The governor and the old farmer
Guest Commentary

Source: Freepik.com

In the early 1970s I was a reporter for the Tyler Morning Telegraph and preached on Sundays at a little church near Tyler in a tiny town called Perryville.

A nice elderly couple whom I only knew as Mr. and Mrs. Price were members of the church.

After I had been preaching there for a few weeks, Mr. Price, shaking my hand as he went out the door at the end of the Sunday morning service, said, “We won’t be here next Sunday. We are going to Uvalde to spend the weekend. The governor and I are going fishing.”

As I was driving home from church, I wondered why Texas Gov. Dolph Briscoe would invite an old farmer from Perryville for a weekend at his ranch.

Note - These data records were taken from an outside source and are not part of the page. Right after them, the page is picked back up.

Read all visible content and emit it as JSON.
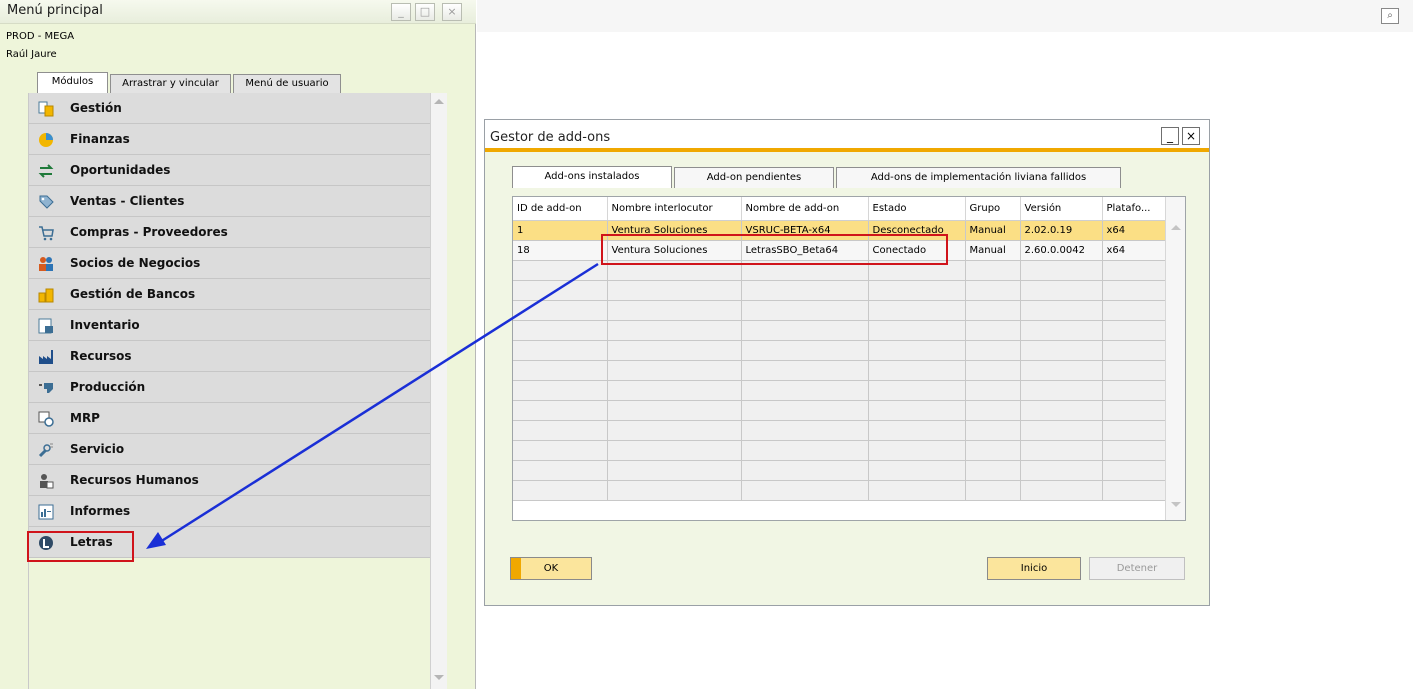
{
  "main_menu": {
    "title": "Menú principal",
    "db": "PROD - MEGA",
    "user": "Raúl Jaure",
    "window_buttons": [
      "_",
      "□",
      "×"
    ],
    "tabs": [
      "Módulos",
      "Arrastrar y vincular",
      "Menú de usuario"
    ],
    "modules": [
      {
        "label": "Gestión",
        "icon": "gestion-icon"
      },
      {
        "label": "Finanzas",
        "icon": "finanzas-icon"
      },
      {
        "label": "Oportunidades",
        "icon": "oportunidades-icon"
      },
      {
        "label": "Ventas - Clientes",
        "icon": "ventas-icon"
      },
      {
        "label": "Compras - Proveedores",
        "icon": "cart-icon"
      },
      {
        "label": "Socios de Negocios",
        "icon": "people-icon"
      },
      {
        "label": "Gestión de Bancos",
        "icon": "bank-icon"
      },
      {
        "label": "Inventario",
        "icon": "inventory-icon"
      },
      {
        "label": "Recursos",
        "icon": "factory-icon"
      },
      {
        "label": "Producción",
        "icon": "production-icon"
      },
      {
        "label": "MRP",
        "icon": "mrp-icon"
      },
      {
        "label": "Servicio",
        "icon": "wrench-icon"
      },
      {
        "label": "Recursos Humanos",
        "icon": "hr-icon"
      },
      {
        "label": "Informes",
        "icon": "report-icon"
      },
      {
        "label": "Letras",
        "icon": "letras-icon"
      }
    ]
  },
  "addon_manager": {
    "title": "Gestor de add-ons",
    "min_btn": "_",
    "close_btn": "×",
    "tabs": [
      "Add-ons instalados",
      "Add-on pendientes",
      "Add-ons de implementación liviana fallidos"
    ],
    "columns": [
      "ID de add-on",
      "Nombre interlocutor",
      "Nombre de add-on",
      "Estado",
      "Grupo",
      "Versión",
      "Platafo..."
    ],
    "rows": [
      [
        "1",
        "Ventura Soluciones",
        "VSRUC-BETA-x64",
        "Desconectado",
        "Manual",
        "2.02.0.19",
        "x64"
      ],
      [
        "18",
        "Ventura Soluciones",
        "LetrasSBO_Beta64",
        "Conectado",
        "Manual",
        "2.60.0.0042",
        "x64"
      ]
    ],
    "ok_label": "OK",
    "start_label": "Inicio",
    "stop_label": "Detener"
  },
  "colors": {
    "accent": "#f0a800",
    "highlight": "#d0141b",
    "arrow": "#1a2fd6",
    "selected_row": "#fbdf85"
  }
}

A few weeks later, the Prices invited my family and me to come to their home for lunch after church.

Mr. and Mrs. Price lived in a rather small white wooden house on a few acres of farmland about a mile from the church.

Toward the end of the meal, Mr. Price said to me, “I guess you have heard of my son Ray.”

I stared at him in awe. 

“Ray Price is your son?” I asked, almost in disbelief.

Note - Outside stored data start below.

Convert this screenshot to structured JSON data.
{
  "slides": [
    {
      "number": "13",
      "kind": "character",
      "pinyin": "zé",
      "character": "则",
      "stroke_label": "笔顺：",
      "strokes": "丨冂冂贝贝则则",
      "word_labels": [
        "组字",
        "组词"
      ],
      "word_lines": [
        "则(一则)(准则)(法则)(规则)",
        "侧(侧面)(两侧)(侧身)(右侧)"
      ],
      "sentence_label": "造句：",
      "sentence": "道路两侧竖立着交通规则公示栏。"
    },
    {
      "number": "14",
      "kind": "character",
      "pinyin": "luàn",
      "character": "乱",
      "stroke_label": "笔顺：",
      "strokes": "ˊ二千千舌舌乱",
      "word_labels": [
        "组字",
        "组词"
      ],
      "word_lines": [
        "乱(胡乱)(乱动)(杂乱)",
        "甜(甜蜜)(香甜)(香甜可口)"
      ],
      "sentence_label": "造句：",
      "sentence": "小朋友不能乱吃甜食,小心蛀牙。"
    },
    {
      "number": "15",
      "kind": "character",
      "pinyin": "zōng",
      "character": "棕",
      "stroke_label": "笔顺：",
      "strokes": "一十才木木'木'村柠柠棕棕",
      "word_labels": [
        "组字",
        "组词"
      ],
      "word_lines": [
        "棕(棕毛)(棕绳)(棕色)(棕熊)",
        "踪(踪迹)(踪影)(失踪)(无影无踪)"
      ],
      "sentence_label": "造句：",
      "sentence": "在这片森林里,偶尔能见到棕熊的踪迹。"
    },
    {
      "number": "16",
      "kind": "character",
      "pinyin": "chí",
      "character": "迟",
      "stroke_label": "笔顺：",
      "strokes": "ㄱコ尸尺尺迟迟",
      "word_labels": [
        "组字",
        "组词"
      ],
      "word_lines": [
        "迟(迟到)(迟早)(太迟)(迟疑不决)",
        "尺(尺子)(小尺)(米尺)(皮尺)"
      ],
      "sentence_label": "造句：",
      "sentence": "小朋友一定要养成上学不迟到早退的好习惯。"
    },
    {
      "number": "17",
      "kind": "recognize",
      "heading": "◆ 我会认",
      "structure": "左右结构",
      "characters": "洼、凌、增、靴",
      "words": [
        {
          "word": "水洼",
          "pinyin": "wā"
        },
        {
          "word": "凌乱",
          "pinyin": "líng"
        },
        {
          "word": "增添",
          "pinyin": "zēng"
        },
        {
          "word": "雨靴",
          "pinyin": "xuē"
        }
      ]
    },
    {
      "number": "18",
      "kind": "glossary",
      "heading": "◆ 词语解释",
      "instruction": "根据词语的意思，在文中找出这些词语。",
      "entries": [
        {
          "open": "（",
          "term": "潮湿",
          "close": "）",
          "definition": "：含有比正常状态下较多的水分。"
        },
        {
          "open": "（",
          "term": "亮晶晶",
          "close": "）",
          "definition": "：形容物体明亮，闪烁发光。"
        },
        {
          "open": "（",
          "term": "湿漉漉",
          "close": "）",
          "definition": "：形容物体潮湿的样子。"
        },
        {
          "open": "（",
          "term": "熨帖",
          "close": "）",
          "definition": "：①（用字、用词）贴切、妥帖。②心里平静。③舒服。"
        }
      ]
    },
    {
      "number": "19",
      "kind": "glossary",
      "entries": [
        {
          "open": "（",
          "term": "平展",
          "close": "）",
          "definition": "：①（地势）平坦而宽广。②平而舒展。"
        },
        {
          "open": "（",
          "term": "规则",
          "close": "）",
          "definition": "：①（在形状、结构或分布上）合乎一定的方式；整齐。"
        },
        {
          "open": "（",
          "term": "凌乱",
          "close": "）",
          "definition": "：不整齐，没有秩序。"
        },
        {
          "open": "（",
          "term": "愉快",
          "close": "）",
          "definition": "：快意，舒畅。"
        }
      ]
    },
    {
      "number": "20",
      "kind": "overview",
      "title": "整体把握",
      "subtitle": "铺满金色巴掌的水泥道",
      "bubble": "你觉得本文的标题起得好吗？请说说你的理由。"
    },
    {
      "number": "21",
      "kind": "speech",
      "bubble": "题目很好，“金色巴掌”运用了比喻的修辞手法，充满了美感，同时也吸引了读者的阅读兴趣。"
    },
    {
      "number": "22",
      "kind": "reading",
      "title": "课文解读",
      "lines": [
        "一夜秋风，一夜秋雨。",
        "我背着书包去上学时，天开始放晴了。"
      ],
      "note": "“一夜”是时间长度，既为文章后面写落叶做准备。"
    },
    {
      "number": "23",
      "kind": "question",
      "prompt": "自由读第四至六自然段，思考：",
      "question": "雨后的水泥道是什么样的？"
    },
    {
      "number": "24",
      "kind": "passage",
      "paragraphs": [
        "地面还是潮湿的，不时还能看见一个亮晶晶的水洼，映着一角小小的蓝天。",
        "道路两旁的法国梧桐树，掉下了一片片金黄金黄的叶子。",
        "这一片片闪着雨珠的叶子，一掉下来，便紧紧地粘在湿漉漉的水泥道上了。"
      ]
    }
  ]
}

We then went into the living room. His wife went into another room and returned with a stack of Ray Price albums and some scrapbooks.

Ray Price had toured with Hank Williams and later made a name of his own. He had several top tunes during his career, including “Heartaches By The Number,” “Release Me” and “Crazy Arms.”

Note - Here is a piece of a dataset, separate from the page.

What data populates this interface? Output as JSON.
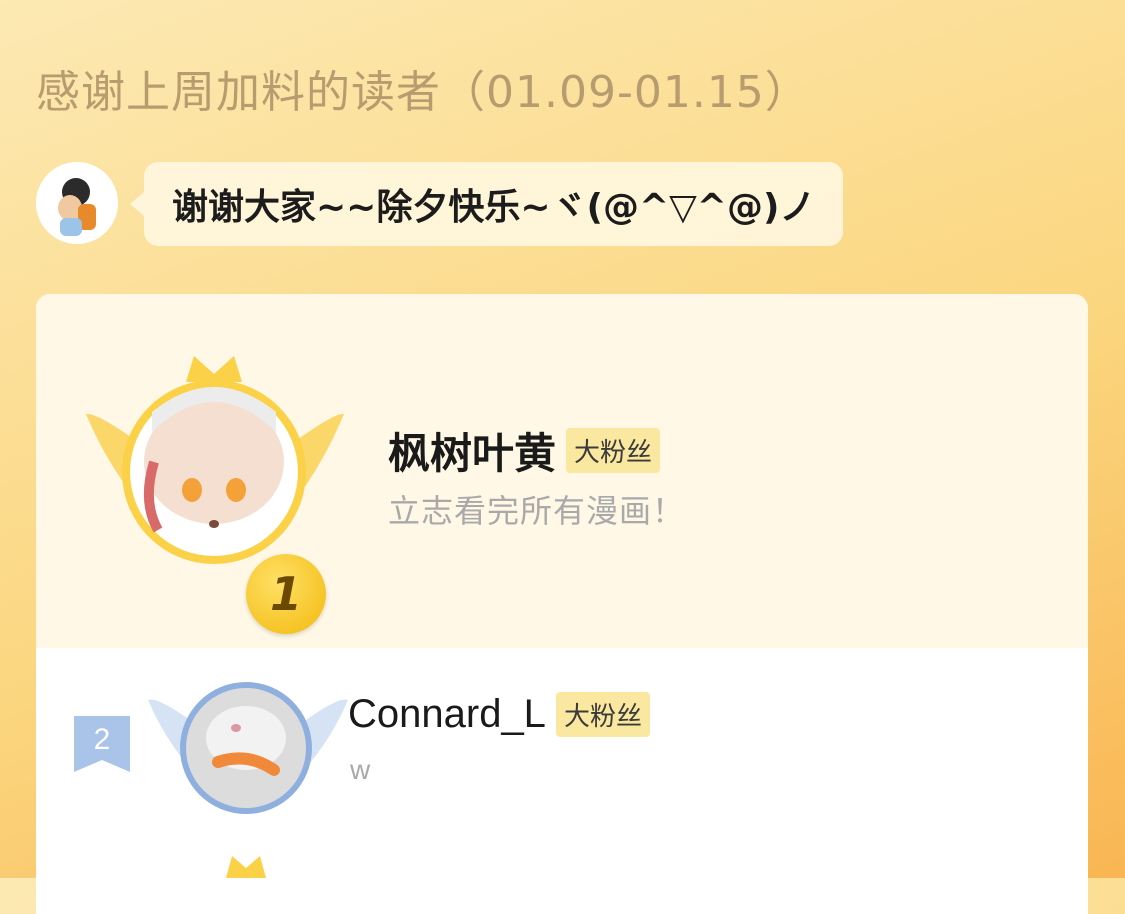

Mr. Price told us he went to visit his son at his horse ranch near Mount Pleasant just last week.

“While we are at the barn looking at his horses, Ray told me he had recorded a song last week that would make him a million dollars,” Mr. Price said.

It did. It was “For the Good Times.”

Ray Price died in 2013 at age 87. He had over 100 hits during his career and was inducted into the Country Music Hall of Fame in 1996.

As to Dolph Briscoe, this governor made his mark in Texas history. He was the last Texas governor to serve  a two-year term and the first Texas governor to serve a four-year term. He was governor of Texas from 1973 to 1979.

He had served in the Texas Legislature from 1949 to 1956 and returned to politics in 1972 to run for governor.

I personally never thought Dolph Briscoe was a good politician or a good public speaker. However, he seemed to never have any trouble being easily elected or re-elected.

I interviewed him both while  I was working at Tyler and later at the Lufkin Daily News.

He always gave brief answers to my questions. But he always had a man standing or sitting beside him, saying, “Dolph, wouldn’t you also like to say….” and Briscoe would reply , “Oh yes.”

Briscoe was a very godly man and I admired him for that. He and his sweet wife Janey, with some praising them and some criticizing them for it, often prayed with people visiting with them at the state capitol.

Janey died in 2000 and Dolph died 10 years later at age 87.

Briscoe, being a farmer and rancher himself as well as a banker and politician, used his influence as governor to get several bills passed which greatly benefited farmers and ranchers in Texas.

Both while in office as the 41st governor of Texas and later, he continued to stay in touch with many farmers and ranchers across Texas, including the one in Perryville.